# One-man Anarchist Wrecking Crew



## blue ant (Apr 20, 2018)

By the edge of the New Orleans French Quarter, there's a pair of abandoned buildings built next to each other. One is a small two-story business building; the other a pretty sizable shop floor. Both, as one would expect, had their windows boarded and their doors locked with iron gates.

That day, it was raining; it had stormed the night prior, soaking me and my gear, so I was desperate for a roof over my head so I could dry out. Searching for a squat, I noticed a gate left wide open in the business building, and ducked inside. The place was obviously condemned, so I could ignore the obvious gins of habitation. I slept (poorly) on the second floor that night.

The next morning, I packed up and started down the stairs, only to find that the door to the bottom floor was locked. I tried to pick the lock, failed, then shoved all of my gear through a tiny window in the wall between the stairs and the first floor, only to find out that the door that had been left wide open and the gate behind it had also been locked. I was quite thoroughly locked in.

Unwilling to give into despair quite yet, I searched for an escape route. Seeing a filthy hole in the stone wall at the back of the room, I climbed into the darkness, figuring I might as well, to find myself on the shop floor. I noticed two possible exits: one, a large hole in the wall, high above. I figured I could climb up the rot-exposed studs and beams in the walls and ceiling, and I did, until my supports collapsed and I ate shit, also destroying my way out in the process.

So, I turned to the other escape route: a tiny crack in the wall, maybe just big enough for me to squeeze my body through, if not my pack. I tried, but it wasn't nearly wide enough, and right next to it was a set of black iron bars covering a large window.

But then I realized something:

I couldn't breach the gate, but its frame was practically tissue paper. It would be easier to just make a new door.

So, I did.

I pulled out my trusty KA-BAR and started hacking away at the rotten wood of the door frame. Slowly, I scraped away at the studs in the wall, until I wedged a large wooden beam I found into the crack in the wall to pry the door open. The black iron bars came crashing to the ground in a cloud of splinters and dust. I checked the street outside, made sure nobody was around, then sprinted away, the world's biggest smile on my face.
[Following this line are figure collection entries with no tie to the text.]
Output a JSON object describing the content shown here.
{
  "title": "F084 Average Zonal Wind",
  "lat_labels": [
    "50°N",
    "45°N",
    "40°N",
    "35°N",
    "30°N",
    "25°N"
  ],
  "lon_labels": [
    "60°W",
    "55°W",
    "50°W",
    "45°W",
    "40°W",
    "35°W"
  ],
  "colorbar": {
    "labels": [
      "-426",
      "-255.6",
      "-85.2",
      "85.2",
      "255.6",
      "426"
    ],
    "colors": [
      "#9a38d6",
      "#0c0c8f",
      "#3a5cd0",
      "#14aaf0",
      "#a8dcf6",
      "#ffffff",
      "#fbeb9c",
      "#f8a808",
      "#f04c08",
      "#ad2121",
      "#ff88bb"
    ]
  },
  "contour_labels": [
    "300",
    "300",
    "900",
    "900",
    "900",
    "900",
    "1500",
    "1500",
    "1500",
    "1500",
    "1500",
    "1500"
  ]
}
You know why I was smiling?

Because, as they say, when God locks a door, he opens a window.

Plus I knew it would be a great story.


----------



## RottonCotton (Apr 23, 2018)

Awesome story


----------



## nobrains (May 21, 2018)

Funny, last time I was in NOLA I was using _doors & windows _for _walls. _Left for a week, came back, and my crazy neighbor had raided my shack, pulling off tons of structure wood for his own junk fortress! I chewed him out, got my wood back, and put it back together. Made a sky light using a salvaged storm window. Fuck I miss that squat.


----------



## The Hiker (Jun 3, 2018)

Hell yes! no locks can hold you!


----------